Tim Foster. Only Wayne Knox and I served in the legislature with Tim's father and with Tim. The present Rep. Foster started out as a brash know-it-all his early years. He has matured considerably since and he has handled the majority leader's position in a professional, intelligent manner. Having served with about 400 different legislators, I'd place Tim in the top forty.
Rep. Foster is not going to disappear. I'll wager he'll either be a candidate for a vacant congressional seat or possibly an attorney generalship in the not-too-distant future.
Wayne Knox. No one still on the scene has experienced changes in the legislature that Wayne Knox has. Wayne served 32 years, between 1961 and 1997, 16 wins, one loss, and one "sit-out". Those 32 years in the House set a record that will never be broken. Wayne served six years in the majority and with his departure, there is not a single Democrat in the legislature who has ever served in the majority. Wayne was and is a good friend, and in the decades we served together, he never once went back on his word.

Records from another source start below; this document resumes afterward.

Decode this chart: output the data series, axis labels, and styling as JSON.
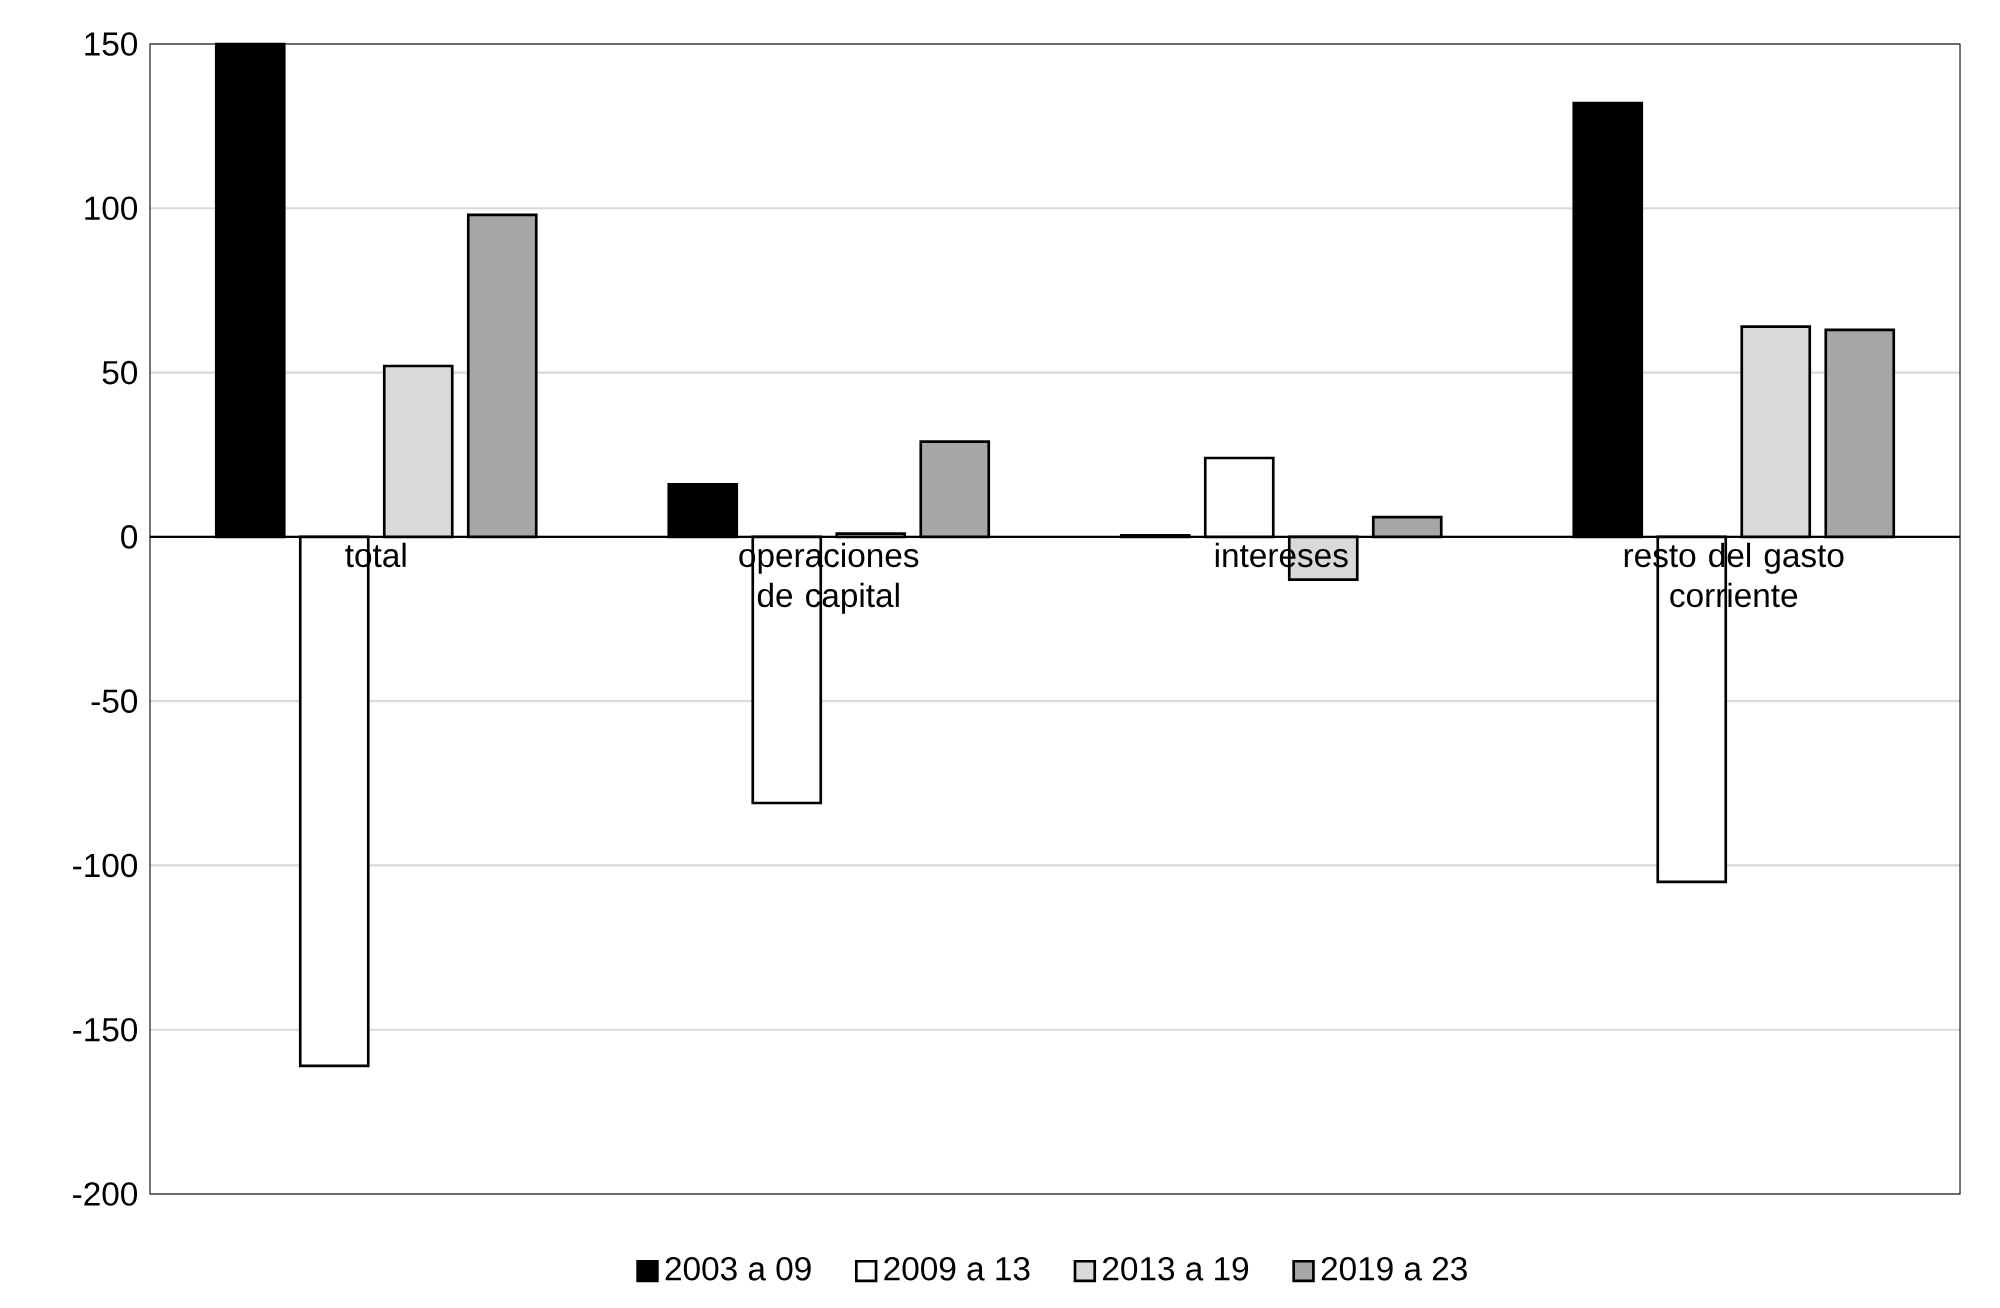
{
  "chart_data": {
    "type": "bar",
    "categories": [
      "total",
      "operaciones de capital",
      "intereses",
      "resto del gasto corriente"
    ],
    "series": [
      {
        "name": "2003 a 09",
        "color": "#000000",
        "values": [
          150,
          16,
          0.5,
          132
        ]
      },
      {
        "name": "2009 a 13",
        "color": "#ffffff",
        "values": [
          -161,
          -81,
          24,
          -105
        ]
      },
      {
        "name": "2013 a 19",
        "color": "#d9d9d9",
        "values": [
          52,
          1,
          -13,
          64
        ]
      },
      {
        "name": "2019 a 23",
        "color": "#a6a6a6",
        "values": [
          98,
          29,
          6,
          63
        ]
      }
    ],
    "ylim": [
      -200,
      150
    ],
    "yticks": [
      -200,
      -150,
      -100,
      -50,
      0,
      50,
      100,
      150
    ],
    "grid": "y",
    "legend": "bottom"
  }
}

You always knew where Wayne stood on the issues. He was and is an unabashed liberal and proud of it. While other legislators moaned about a heavy-handed majority in the 1980s, Wayne did something about it, and it is in the constitution: Give A Vote to Every Legislator (GAVEL).
Peggy Kerns. Rep. Kerns has a natural talent for leadership, and did very well on her legislative priorities. Most important, she understands people and would make an interesting diplomat if she decides not to go for the U.S. Senate. I expect to see Rep. Kerns in the Romer (or Schoettler) cabinet in 1997.
Diana DeGette. Congress' potential future gain is the Colorado legislature's loss. She worked many years in my legislative campaigns, is a good friend, and I thought hers was a textbook perfect campaign for HD 6 after I retired. Rep. DeGette accomplished much in her short stay in the House and I expect her congressional years will be longer than the two terms in the Colorado House.
Lloyd Casey. This is a senator with many bright, innovative ideas worth implementing, but without the wherewithal to turn them into laws. In four years, Casey introduced 21 bills, had one pass in 1995 and one still alive in 1996 as this is being written.
I thought his agriculture bill in 1996 allowing farmers to grow hemp (as many European countries do) had a chance with competent lobbying and credible witnesses. As I wrote in the Statesman last December, if the bill had started in the House with a Republican as chief sponsor, it might have passed.
Peggy Lamm. An intelligent legislator who was definitely slated for leadership in future years. I'm not really privy as to why such a short stay for someone who worked so very hard to get here, but I can recall the words of Oscar Wilde:
"In this world, there are only two tragedies. One is not getting what one wants, and the other is getting it."
Jerry Kopel writes a column for the Statesman based on 22 years past experience as a state legislator.